隊伍馬不停蹄地走了一整個下午,直到臨近黃昏,西邊的太陽還剩最後一絲餘暉時,才終於到了驛站。
驛站很大,共有三棟相對而立的木樓,南邊的木樓最大,共有五層,東西兩邊則矮一些,但也有三層。
聽這裡的驛長說,中間最大的木樓是供人休息使用的,東邊是他們辦公的地方,西邊則是儲存糧食及雜物的倉庫。
驛站再往西走一里多地,還有一個規模不小的馬廄,負責給沿途傳訊的官員更換馬匹用。
沈覓擡眼望去,正中間那座木樓,一層至少有二三十個房間,就算是一人一間,容納他們的隊伍也綽綽有餘。
“這裡爲什麼會建這麼大?”
沈覓有些奇怪,傳信的人一般都是單獨行動,距離遠的也不過兩三個人結伴而行,接待他們,有必要建這麼大嗎?
驛長笑道:“這裡原本只有幾間平房,但處於交通要塞,各個地方的驛使要想給濁染城送信都得經過此地。
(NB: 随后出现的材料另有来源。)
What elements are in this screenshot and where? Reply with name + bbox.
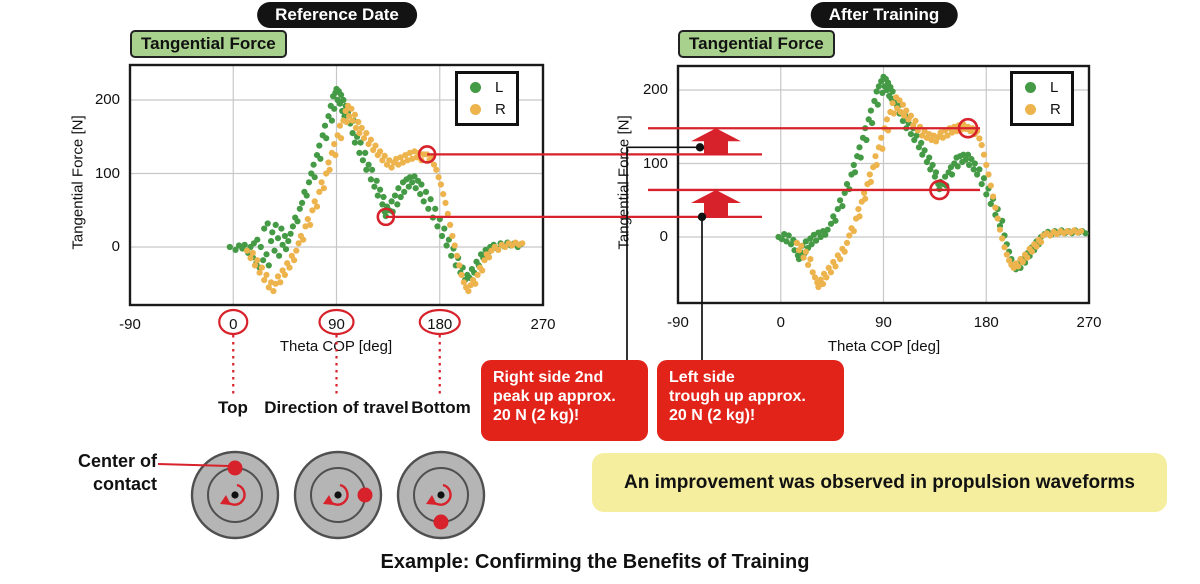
callout-line: Left side [669, 369, 735, 386]
figure-caption: Example: Confirming the Benefits of Trai… [380, 551, 810, 573]
ref-series-R [243, 102, 526, 295]
ref-highlight-ring-1 [376, 207, 396, 227]
legend-label: R [1050, 101, 1061, 118]
rotation-arrow-1 [327, 483, 349, 506]
contact-point-bottom [433, 514, 449, 530]
legend-item-R: R [470, 99, 506, 120]
wheel-hub-2 [437, 491, 445, 499]
wheel-outer-0 [190, 450, 280, 540]
ref-chart-tag: Tangential Force [130, 30, 287, 58]
after-x-axis-label: Theta COP [deg] [827, 338, 941, 355]
legend-dot-L [1025, 82, 1036, 93]
rotation-arrowhead-1 [323, 495, 334, 505]
callout-line: 20 N (2 kg)! [493, 407, 580, 425]
wheel-outer-1 [293, 450, 383, 540]
legend-item-L: L [1025, 77, 1061, 98]
ref-x-axis-label: Theta COP [deg] [279, 338, 393, 355]
ref-y-tick: 100 [94, 164, 120, 182]
after-y-tick: 200 [642, 81, 668, 98]
wheel-hub-1 [334, 491, 342, 499]
callout-left-trough: Left side trough up approx. 20 N (2 kg)! [657, 360, 844, 441]
legend-item-L: L [470, 77, 506, 98]
ref-y-tick: 200 [94, 91, 120, 108]
callout-line: 20 N (2 kg)! [669, 407, 756, 425]
contact-point-right [357, 487, 373, 503]
wheel-label-direction: Direction of travel [264, 398, 409, 417]
ref-x-tick: 0 [229, 316, 238, 333]
ref-chart-title: Reference Date [257, 2, 417, 28]
after-x-tick: -90 [667, 314, 689, 331]
increase-arrow-peak [691, 128, 741, 155]
ref-highlight-ring-0 [417, 145, 437, 164]
wheel-outer-2 [396, 450, 486, 540]
ref-y-tick: 0 [111, 238, 120, 255]
callout-right-peak: Right side 2nd peak up approx. 20 N (2 k… [481, 360, 648, 441]
increase-arrow-trough [691, 189, 741, 217]
after-x-tick: 270 [1076, 314, 1102, 331]
callout-line: Right side 2nd [493, 369, 604, 386]
callout-line: peak up approx. [493, 388, 616, 406]
after-x-tick: 180 [973, 314, 999, 331]
center-of-contact-pointer-line [157, 463, 230, 467]
ref-x-tick: 90 [328, 316, 345, 333]
wheel-inner-0 [207, 467, 263, 523]
after-highlight-ring-1 [929, 179, 950, 201]
after-y-tick: 0 [659, 228, 668, 245]
after-x-tick: 0 [776, 314, 785, 331]
after-chart-tag: Tangential Force [678, 30, 835, 58]
wheel-label-top: Top [218, 398, 248, 417]
legend-label: L [1050, 79, 1059, 96]
after-chart-title: After Training [810, 2, 958, 28]
rotation-arrow-2 [430, 483, 452, 506]
legend-dot-L [470, 82, 481, 93]
legend-dot-R [1025, 104, 1036, 115]
rotation-arrowhead-0 [220, 495, 231, 505]
after-y-tick: 100 [642, 154, 668, 172]
rotation-arrow-0 [224, 483, 246, 506]
center-of-contact-label: Center of contact [77, 451, 157, 495]
improvement-banner: An improvement was observed in propulsio… [592, 453, 1167, 512]
legend-label: L [495, 79, 504, 96]
rotation-arrowhead-2 [426, 495, 437, 505]
legend-dot-R [470, 104, 481, 115]
leader-dot-right-peak [695, 143, 705, 152]
wheel-inner-2 [413, 467, 469, 523]
wheel-inner-1 [310, 467, 366, 523]
wheel-hub-0 [231, 491, 239, 499]
legend-item-R: R [1025, 99, 1061, 120]
after-highlight-ring-0 [957, 117, 979, 139]
ref-x-tick: 270 [530, 316, 556, 333]
after-x-tick: 90 [875, 314, 892, 331]
leader-dot-left-trough [697, 212, 707, 222]
contact-point-top [227, 460, 243, 476]
ref-x-tick: -90 [119, 316, 141, 333]
ref-x-tick: 180 [427, 316, 453, 333]
wheel-label-bottom: Bottom [411, 398, 471, 417]
callout-line: trough up approx. [669, 388, 806, 406]
legend-label: R [495, 101, 506, 118]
”
“近來幾年政務繁雜,送信的人也多了起來,房間就顯得不太夠用。”
“好幾次,不同的地方的驛使因爲爭搶房間而差點打起來。”
“後來上報給城主,城主的意思是,這裡也算是濁染城的門面,太寒酸了不好,便撥下銀兩,命令我等好好擴建一番。”
“銀兩給的足,我們也不敢怠慢,便建成了今天這幅模樣。”
“正常情況的確用不了這麼多房間,我們一般都當成客棧,給路過的商販們使用,賺點小錢,補貼驛站。”
“但各位大人放心,前兩天我們便接到通知,知道你們要來,已經把住客全都趕跑,房間也都整理乾淨了。”
這驛長南來北往的人見得不少,一看就是個老油條。
面對這麼大的陣仗,一點也不緊張,井井有序地介紹着驛站的情況。
進了驛站,驛長命驛卒給衆人分配房間。
玉瑤和兩個神官、兩個銀鞘衛地位最高,獨佔最上面的一層。
其餘人則按官職大小,由上往下分配。
沈覓本來應該被分在三層。但玉瑤特意叮囑過,讓他住在自己的隔壁。
王池和趙毅兩人沾了沈覓的光,有幸能和少城主住在一層。
這讓兩人很是興奮,尤其是王池,在同僚面前好一陣吹噓,享受着周圍人豔羨的目光。
沈覓心說,你住在少城主隔壁,真有人想對少城主動手,第一個遭殃的就是你。
不過他早已習慣王池那咋咋呼呼的性格,也懶得去管。
沈覓把行李放在自己的房間,跟兩人招呼了一聲,便出門朝玉瑤的房間走去。
高允提前跟沈覓說過,等到了驛站,要商議一下救人的事情。
沈覓不敢怠慢,到了玉瑤的房間,輕輕叩了叩木門。
開門的人是涔兒,她拉着臉,似乎在馬車上少城主對沈覓說得一席話,讓她更加討厭這個傢伙。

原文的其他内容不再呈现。